The current ebola outbreak is unprecedented in location and scale. There are almost 300 international staff from 70 different countries and more than 2,000 national staff from the affected countries working in MSF ebola treatment centres across the affected region. To date, MSF has treated more than half of all confirmed ebola cases during this outbreak. It is difficult to understand why one single NGO has been asked to carry so much of the burden of responding to this outbreak while other international organisations have not scaled up their interventions. MSF staff are manning the front-line against this ever-spreading ebola outbreak. As a consequence, a number of MSF staff have contracted the illness and died. The world knows how to stop this epidemic. We just need to do it. MSF is stretched beyond capacity. Identifying and treating cases in appropriate management centres in parallel with effective contact tracing and community sensitisation are at the core of what is required but this is not being done. We cannot wait any longer. With each day that passes the outbreak grows in size and complexity. This simply means more families will die.
Western Governments have been preoccupied with preventing an ebola case from entering their territory.
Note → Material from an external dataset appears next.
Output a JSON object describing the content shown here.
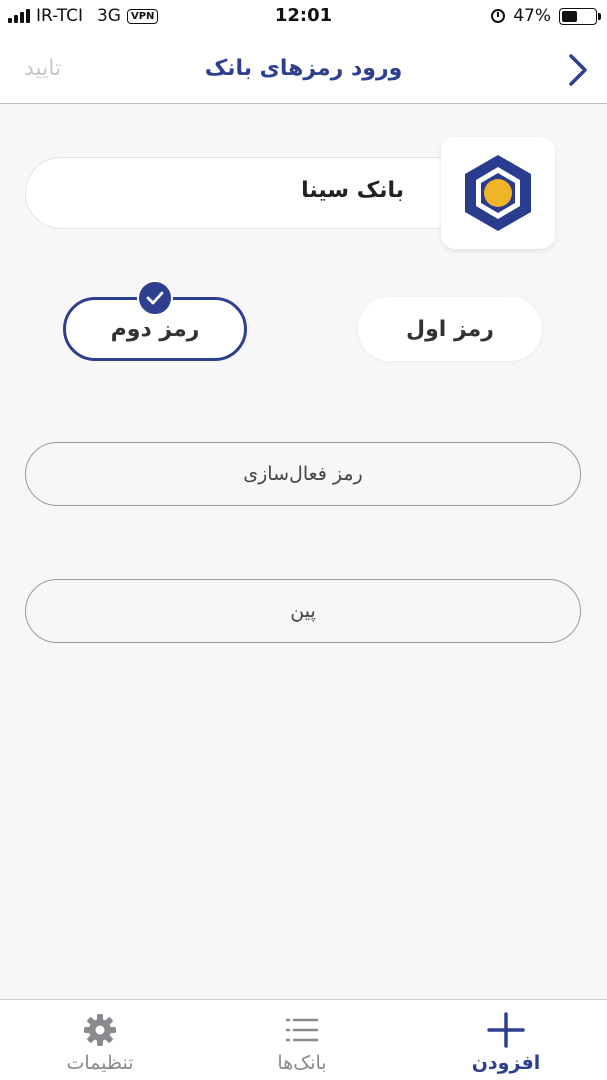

While this is understandable it does not negate their duty to assist with this public health emergency of international concern. MSF has repeatedly asked countries which have significant civilian and military outbreak control assets to deploy them in a co-ordinated manner across the affected region. Specifically, MSF has requested the immediate scaling up of isolation centres, the deployment of mobile laboratories beside these isolation centres, the establishment of dedicated air bridges to move personnel and equipment between affected areas in West Africa, and the building of a regional network of field hospitals to treat infected medical colleagues. Some countries have responded to this call. However, more need to do so. MSF asks the Irish Government to follow the lead of countries that have committed to join the fight against ebola with concrete action on the ground. We are asking it to mobilise all possible resources, financial and human, to help bring to an end this medical emergency. We are grateful for all efforts already expended.